Keep It Simple and Classy
Don’t think that an art piece being larger inherently means it’s better. The scale of your artwork should fit naturally with the scale of the wall you’re hanging it on. Covering a small-to-medium size wall in your living room with a massive painting, as beautiful as it may be, will just look obnoxious instead of stylish. Use art as an accent for the room it’s in; don’t allow it to take control of the space completely.
Keep It PG
PG isn’t an industry term—we literally mean PG as in the movie rating. Don’t hang artwork that could potentially be offensive or off-putting to buyers. Avoid any artwork with nudity, violence, and other mature content. Even if you appreciate it, not everyone will. Focus on artwork that showcases pleasant visuals like a jaw-dropping depiction of nature or even stylish, abstract imagery.
Avoid Religious Imagery
Just like with artwork depicting mature content, there’s nothing inherently wrong with religious imagery. When you’re living in a home, you can put as much religious artwork on display as you want. That being said, if you use religious artwork to stage a home for buyers, you run the risk of personalizing your property too much. The point of staging is to strip your personality from the home and provide buyers with a solid jumping-off point to begin injecting their own personality into the home after closing the deal.

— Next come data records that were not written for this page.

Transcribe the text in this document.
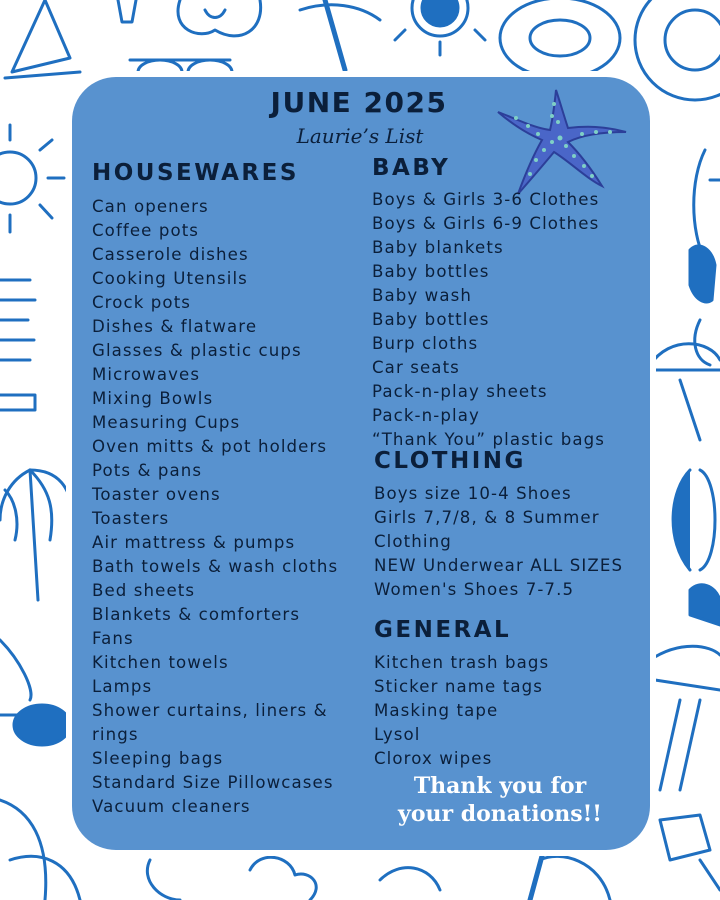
JUNE 2025
Laurie’s List
HOUSEWARES
Can openers
Coffee pots
Casserole dishes
Cooking Utensils
Crock pots
Dishes & flatware
Glasses & plastic cups
Microwaves
Mixing Bowls
Measuring Cups
Oven mitts & pot holders
Pots & pans
Toaster ovens
Toasters
Air mattress & pumps
Bath towels & wash cloths
Bed sheets
Blankets & comforters
Fans
Kitchen towels
Lamps
Shower curtains, liners &
rings
Sleeping bags
Standard Size Pillowcases
Vacuum cleaners
BABY
Boys & Girls 3-6 Clothes
Boys & Girls 6-9 Clothes
Baby blankets
Baby bottles
Baby wash
Baby bottles
Burp cloths
Car seats
Pack-n-play sheets
Pack-n-play
“Thank You” plastic bags
CLOTHING
Boys size 10-4 Shoes
Girls 7,7/8, & 8 Summer
Clothing
NEW Underwear ALL SIZES
Women's Shoes 7-7.5
GENERAL
Kitchen trash bags
Sticker name tags
Masking tape
Lysol
Clorox wipes
Thank you for
your donations!!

Thanks to this guide on how to choose art for home staging, you should have a better grasp of what we mean by “good artwork” in regard to this process, which means you can finally begin interior staging. The artwork you choose for staging should fit naturally and beautifully in the space you hang it and, most importantly, it shouldn’t have imagery on it that might alienate buyers. Don’t worry—once you move into your new place, you can hang any art that you want.